Detrás del encantador desarrollo de la cultura europea, detrás de los coloridos logos de sus corporaciones, se esconden los sanguinarios horrores del colonialismo perpetrados en África por las naciones “civilizadas”. Los campos de concentración fueron un invento británico durante la caranchesca guerra contra los holandeses para disputarse el sur del continente, la denominada Guerra de los bóers, que se desarrolló entre fines del siglo XIX y principios XX. Otros historiadores afirman, en cambio, que fueron los españoles los que inventaron los campos en Cuba en 1896.

África fue el sitio donde se ensayaron las peores atrocidades que los europeos cometerían en los otros continente, Europa incluida.
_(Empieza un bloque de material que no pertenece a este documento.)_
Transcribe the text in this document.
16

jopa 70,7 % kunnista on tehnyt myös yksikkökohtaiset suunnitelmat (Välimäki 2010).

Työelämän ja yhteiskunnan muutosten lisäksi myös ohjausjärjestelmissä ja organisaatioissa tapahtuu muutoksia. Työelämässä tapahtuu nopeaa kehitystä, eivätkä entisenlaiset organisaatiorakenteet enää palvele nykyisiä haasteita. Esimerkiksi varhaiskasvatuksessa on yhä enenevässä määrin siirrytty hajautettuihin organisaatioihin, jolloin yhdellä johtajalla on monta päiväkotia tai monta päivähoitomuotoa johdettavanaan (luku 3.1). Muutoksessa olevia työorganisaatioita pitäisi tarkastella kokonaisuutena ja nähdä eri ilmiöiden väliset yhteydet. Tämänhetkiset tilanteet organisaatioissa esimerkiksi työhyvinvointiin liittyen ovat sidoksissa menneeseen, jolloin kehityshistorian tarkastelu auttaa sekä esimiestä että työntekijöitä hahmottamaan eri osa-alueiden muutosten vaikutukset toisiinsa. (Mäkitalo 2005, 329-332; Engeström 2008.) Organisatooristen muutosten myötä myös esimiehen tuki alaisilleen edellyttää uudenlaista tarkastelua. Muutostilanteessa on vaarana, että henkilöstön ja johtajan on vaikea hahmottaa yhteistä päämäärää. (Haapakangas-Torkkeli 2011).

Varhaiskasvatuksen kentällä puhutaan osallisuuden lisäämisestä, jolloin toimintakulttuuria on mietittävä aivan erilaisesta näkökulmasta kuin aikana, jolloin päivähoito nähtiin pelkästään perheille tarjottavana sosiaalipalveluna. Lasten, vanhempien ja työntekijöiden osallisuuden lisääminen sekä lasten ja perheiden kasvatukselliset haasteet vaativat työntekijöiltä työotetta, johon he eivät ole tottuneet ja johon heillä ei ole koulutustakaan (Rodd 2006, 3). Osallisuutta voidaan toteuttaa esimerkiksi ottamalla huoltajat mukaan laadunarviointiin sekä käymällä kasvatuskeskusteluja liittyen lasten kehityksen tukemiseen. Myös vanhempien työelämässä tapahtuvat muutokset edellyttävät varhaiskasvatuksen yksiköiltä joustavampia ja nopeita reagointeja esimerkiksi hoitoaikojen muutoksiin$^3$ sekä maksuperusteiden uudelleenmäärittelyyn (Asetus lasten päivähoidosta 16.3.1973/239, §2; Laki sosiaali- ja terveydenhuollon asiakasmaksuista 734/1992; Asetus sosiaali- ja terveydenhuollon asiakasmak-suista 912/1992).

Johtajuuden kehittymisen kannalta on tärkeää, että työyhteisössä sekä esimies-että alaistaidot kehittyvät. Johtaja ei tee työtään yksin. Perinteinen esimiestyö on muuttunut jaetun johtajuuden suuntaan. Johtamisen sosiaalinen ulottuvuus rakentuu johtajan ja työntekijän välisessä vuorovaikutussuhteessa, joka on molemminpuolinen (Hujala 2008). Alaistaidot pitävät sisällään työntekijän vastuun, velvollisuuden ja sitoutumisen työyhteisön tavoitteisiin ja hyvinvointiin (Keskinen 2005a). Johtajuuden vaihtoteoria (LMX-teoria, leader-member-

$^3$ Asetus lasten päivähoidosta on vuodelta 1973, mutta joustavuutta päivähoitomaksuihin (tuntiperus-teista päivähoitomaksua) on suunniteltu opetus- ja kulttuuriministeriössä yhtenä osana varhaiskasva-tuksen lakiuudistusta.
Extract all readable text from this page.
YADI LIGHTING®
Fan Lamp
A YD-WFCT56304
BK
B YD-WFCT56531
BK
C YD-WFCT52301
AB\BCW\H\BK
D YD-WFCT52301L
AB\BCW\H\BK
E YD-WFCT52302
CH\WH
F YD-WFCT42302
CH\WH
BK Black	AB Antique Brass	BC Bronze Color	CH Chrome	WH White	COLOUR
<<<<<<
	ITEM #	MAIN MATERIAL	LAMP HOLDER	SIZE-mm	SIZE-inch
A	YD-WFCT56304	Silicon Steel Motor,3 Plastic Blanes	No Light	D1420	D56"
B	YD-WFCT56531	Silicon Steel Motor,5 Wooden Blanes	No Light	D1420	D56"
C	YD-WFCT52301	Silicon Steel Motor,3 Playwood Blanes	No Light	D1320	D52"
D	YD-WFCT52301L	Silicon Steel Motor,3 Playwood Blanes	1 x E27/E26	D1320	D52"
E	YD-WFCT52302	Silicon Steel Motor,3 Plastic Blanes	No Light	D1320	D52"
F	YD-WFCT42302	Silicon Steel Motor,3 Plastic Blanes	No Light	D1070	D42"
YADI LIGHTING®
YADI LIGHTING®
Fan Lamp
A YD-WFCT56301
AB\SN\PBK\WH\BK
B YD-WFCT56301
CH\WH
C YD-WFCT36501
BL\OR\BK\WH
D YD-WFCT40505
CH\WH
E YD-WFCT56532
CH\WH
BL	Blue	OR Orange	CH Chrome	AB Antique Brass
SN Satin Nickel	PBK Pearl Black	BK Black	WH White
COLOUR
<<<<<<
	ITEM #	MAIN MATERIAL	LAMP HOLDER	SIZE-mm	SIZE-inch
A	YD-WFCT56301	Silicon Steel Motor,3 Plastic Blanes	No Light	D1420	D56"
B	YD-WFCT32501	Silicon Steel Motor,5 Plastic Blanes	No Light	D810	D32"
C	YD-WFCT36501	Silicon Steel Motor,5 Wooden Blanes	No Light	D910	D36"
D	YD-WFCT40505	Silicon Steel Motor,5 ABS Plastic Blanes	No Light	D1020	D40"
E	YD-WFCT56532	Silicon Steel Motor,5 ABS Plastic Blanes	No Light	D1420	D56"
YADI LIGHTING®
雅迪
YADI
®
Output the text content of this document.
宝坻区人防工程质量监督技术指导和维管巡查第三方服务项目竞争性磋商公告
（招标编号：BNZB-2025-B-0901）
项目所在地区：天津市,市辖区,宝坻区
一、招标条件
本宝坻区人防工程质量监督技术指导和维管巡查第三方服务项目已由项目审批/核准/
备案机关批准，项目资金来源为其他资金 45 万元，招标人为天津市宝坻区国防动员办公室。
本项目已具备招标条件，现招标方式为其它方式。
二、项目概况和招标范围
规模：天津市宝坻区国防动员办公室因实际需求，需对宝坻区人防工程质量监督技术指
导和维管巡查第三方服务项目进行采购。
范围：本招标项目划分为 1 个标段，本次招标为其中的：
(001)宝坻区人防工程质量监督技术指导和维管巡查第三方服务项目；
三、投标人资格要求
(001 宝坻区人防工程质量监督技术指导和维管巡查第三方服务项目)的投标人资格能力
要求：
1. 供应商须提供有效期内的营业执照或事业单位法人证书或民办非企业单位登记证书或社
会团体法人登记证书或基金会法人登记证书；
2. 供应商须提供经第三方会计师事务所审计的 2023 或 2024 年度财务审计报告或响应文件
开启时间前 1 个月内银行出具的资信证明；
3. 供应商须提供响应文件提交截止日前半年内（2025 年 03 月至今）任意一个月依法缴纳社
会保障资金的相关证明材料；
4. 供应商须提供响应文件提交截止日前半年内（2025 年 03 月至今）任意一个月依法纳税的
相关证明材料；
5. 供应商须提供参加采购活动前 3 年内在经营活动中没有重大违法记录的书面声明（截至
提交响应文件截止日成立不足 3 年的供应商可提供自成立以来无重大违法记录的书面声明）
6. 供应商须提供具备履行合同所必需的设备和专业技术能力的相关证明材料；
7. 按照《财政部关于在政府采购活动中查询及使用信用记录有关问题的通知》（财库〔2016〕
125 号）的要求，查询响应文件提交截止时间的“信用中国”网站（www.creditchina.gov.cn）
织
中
Los primeros experimentos médicos brutales con seres humanos vivos tuvieron lugar en Namibia, colonia alemana de África occidental. Allí, el banquero y secretario de la oficina colonial del Reich, Bernard Dernburg ejecutó un sistema para liberar al negro de sus “defectos físicos” y accediera a una “naturaleza superior”. Y los belgas asesinaron entre cinco y diez millones de personas en el Congo. Son apenas algunos ejemplos aislados de una larga historia de atrocidades. La novela de Josep Conrad El corazón de las tinieblas, publicada en 1902, describe lo sucedido en el Congo. En la Conferencia de Berlín, entre noviembre de 1884 y febrero de 1885 las potencias coloniales europeas se dividieron el continente africano, como elegantes y civilizadas aves de rapiña.

Nada de eso resulta legible al ver pasar un vehículo del Dakar. Al menos a simple vista. Por el contrario, los colores y las formas de los logotipos e isotipos de las corporaciones parecen tener efectos lisérgicos: remiten a un mundo de sueños consumistas, éxitos, fama y dinero. En la zona del Monumento a la Bandera, el Dakar suscita entre los vecinos reacciones muy diferentes, por ejemplo, a las que genera, allí mismo, la Feria de las colectividades. En principio, los inconvenientes parecen ser idénticos, calles cortadas, problemas de tránsito, pero no. Ahora hay jovencitos que parecen salidos de una película de Kurosawa y portan banderitas con una gran letra “I”. Ahora todo es más liviano, gracioso, internacional. Ahora todos los vecinos de barrio Martin parecen más contentos y menos temerosos de la otredad. Las publicidades de las corporaciones reciben sonrisas agradecidas. Pero Dakar es la capital de Senegal.